A transição do capitalismo para o comunismo deve, naturalmente, produzir uma série e uma variedade monstruosa de formas políticas, porém o essencial nisso será, irrestritamente : a Ditadura do Proletariado.”[2]

           

Eis, portanto, nessas citações de Marx e de Lenin  o justo padrão, a precisa medida, o rigoroso critério, a ser, validamente, utilizado por um lutador trotskysta para formular seu próprio parecer acerca do pefil político atual do SU-QI, fundando-se em uma base efetivamente marxista.

Na introdução ao presente trabalho, foi assinalado que os principais dirigentes políticos e os mais influentes intelectuais do Secretariado Unificado da Quarta Internacional (SU-QI), caminham, regressivamente, no sentido da mais plena deformação e abdicação da herança marxista-revolucionária consubstanciada nos quatro primeiros congressos da Internacional Comunista, bem como nos documentos fundacionais da IV Internacional.

No quadro da presente investigação, foram apresentadas ao leitor, crítica e expositivamente, as premissas lógicas e as expressões políticas mais salientes, segundo as quais as principais forças dirigentes do Secretariado Unificado da Quarta Internacional (SU-QI), desnaturam e refutam, nos dias de hoje, ostensivamente, as experiências histórico-revolucionárias mais sólidas da classe trabalhadora e as concepções socialistas-revolucionárias proletárias mais basilares que dão sustentação às posições doutrinárias de Marx e Engels, Lenin, Sverdlov e Trotsky, mediante alegações falaciosas de que o socialismo poder ser alcançado através da fase transitória da Democracia Socialista, e não da Ditadura Revolucionária do Proletariado.

Assim, cumpre indagar : seguiria sendo correto qualificar, em sentido teórico-político, a direção do SU-QI da atualidade como essencialmente marxista ou, mais apropriadamente, para dar-se aplicação ao seguro parâmetro de análise de Marx e Lenin, retro-apresentado, considerá-la, em verdade, como protagonista da deturpação e da falsificação pequeno-burguesa-oportunista do marxismo nos dias de hoje, em virtude de, seguir reconhecendo, em palavras, às lutas de emancipação dos trabalhadores e demais socialmente oprimidos, renegando, porém, a Ditadura Revolucionária do Proletariado, incorporadora da mais ampla e historicamente superior Soberania proletária, enquanto período indispensável de transição do capitalismo para a sociedade sem classes e sem Estado  ?  

Cabe ao leitor elaborar seu parecer acerca dessa indagação com isenção de ânimos.

No que lhe diz respeito, o presente texto esforçou-se por demonstrar que o SU-QI, em seu atual momento histórico-existencial, encontra-se inconfundivelmente marcado por sua expressiva decomposição em face da enfermidade gramsciana, transmitida às suas abordagens lógico-políticas, sobretudo, por sua desbragada e impudente colaboração intelectual-doutrinária, político-organizativa e estratégico-programática com os mais renomados e expressivos ideólogos do meta-marxismo franco-gramsciano de Actuel Marx, do Partido Comunista Francês(PCF) e dos Espaces Marx Réseau International.

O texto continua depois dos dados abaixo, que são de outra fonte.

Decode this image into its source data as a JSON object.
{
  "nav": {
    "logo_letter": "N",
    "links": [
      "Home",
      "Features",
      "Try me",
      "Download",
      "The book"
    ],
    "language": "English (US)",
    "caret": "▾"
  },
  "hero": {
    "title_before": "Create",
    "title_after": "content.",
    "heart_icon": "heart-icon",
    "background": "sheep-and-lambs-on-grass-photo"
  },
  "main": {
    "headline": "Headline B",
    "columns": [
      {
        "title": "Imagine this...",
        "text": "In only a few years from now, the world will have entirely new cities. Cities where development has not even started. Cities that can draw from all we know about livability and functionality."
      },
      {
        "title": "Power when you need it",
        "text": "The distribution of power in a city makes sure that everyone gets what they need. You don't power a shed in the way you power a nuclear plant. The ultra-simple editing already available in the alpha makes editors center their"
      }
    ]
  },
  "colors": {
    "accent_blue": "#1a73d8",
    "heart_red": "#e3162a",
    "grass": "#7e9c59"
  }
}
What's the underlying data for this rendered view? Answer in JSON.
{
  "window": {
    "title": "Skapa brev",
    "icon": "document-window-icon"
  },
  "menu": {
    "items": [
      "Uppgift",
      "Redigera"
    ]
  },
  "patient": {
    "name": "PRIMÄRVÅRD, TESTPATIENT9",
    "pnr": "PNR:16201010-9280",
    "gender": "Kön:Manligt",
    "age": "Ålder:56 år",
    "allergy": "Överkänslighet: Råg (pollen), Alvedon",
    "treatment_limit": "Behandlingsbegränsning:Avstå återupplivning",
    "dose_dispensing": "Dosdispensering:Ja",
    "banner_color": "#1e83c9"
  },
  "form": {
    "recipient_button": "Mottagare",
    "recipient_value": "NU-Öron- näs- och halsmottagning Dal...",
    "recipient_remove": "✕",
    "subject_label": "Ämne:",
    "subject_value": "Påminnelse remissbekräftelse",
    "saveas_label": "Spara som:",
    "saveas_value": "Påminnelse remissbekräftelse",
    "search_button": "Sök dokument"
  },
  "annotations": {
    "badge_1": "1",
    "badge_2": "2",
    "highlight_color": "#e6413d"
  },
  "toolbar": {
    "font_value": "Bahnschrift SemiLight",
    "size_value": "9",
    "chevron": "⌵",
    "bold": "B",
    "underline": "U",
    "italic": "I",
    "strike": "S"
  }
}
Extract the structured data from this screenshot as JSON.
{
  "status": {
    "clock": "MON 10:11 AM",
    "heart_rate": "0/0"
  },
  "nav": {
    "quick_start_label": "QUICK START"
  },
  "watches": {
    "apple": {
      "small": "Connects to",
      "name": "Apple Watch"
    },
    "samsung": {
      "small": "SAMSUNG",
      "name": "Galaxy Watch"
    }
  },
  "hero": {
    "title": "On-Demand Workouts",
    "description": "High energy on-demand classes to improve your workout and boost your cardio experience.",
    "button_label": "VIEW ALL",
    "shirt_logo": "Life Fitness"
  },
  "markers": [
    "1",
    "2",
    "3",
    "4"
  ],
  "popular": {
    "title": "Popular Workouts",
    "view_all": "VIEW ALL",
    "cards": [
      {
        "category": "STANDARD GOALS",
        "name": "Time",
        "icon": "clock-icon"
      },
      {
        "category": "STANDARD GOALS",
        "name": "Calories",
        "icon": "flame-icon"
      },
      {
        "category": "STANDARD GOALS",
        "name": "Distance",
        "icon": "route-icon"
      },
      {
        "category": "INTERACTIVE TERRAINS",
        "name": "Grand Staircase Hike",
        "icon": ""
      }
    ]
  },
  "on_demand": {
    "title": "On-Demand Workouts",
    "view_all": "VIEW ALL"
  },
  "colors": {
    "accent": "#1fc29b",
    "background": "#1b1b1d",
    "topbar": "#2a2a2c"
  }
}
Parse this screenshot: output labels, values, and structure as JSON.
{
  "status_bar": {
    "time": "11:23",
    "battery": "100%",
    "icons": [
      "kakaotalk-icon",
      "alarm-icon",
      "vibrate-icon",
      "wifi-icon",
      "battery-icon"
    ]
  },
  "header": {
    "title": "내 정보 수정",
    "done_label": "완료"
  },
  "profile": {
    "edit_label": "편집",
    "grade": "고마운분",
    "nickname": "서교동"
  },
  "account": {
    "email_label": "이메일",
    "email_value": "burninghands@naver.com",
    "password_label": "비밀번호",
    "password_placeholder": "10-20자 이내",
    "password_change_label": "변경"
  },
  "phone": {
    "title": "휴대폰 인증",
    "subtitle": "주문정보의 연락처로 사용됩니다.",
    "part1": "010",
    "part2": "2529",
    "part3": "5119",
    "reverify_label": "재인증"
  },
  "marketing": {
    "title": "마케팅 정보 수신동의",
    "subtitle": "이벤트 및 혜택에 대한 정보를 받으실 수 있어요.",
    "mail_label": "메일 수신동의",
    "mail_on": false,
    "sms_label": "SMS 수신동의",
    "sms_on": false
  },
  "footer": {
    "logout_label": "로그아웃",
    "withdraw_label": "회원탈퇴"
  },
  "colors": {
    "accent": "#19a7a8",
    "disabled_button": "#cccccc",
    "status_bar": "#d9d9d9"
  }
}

Pour Une Construction Citoyenne du Monde.  

Tal como assinalado, os ideólogos do SU-QI, entre eles, em primeira linha, Michaël Löwy, Daniel Bensaïd, Catherine Samary, François Vercammen e Lívio Maitan, fundados em seu amplo e descomedido colaboracionismo „trotskysta-gramsciano“, com os mais expressivos doutrinadores franco-gramscianos meta-marxistas de Actuel Marx, do Partido Comunista Francês(PCF) e dos Espaces Marx Réseau International Pour Une Construction Citoyenne du Monde, afirmam estar traçando o sendeiro da luta em prol da “Democracia Socialista enquanto pressuposto e condição para a transição rumo a uma sociedade realmente comunista”.

Com efeito, o leitor foi informado acerca da maneira segundo a qual a direção do SU-QI, através de „um pequeno escorregão“, abandonou, a defesa da Ditadura Revolucionária do Proletariado em troca das vicissitudes da luta em favor da Democracia Socialista.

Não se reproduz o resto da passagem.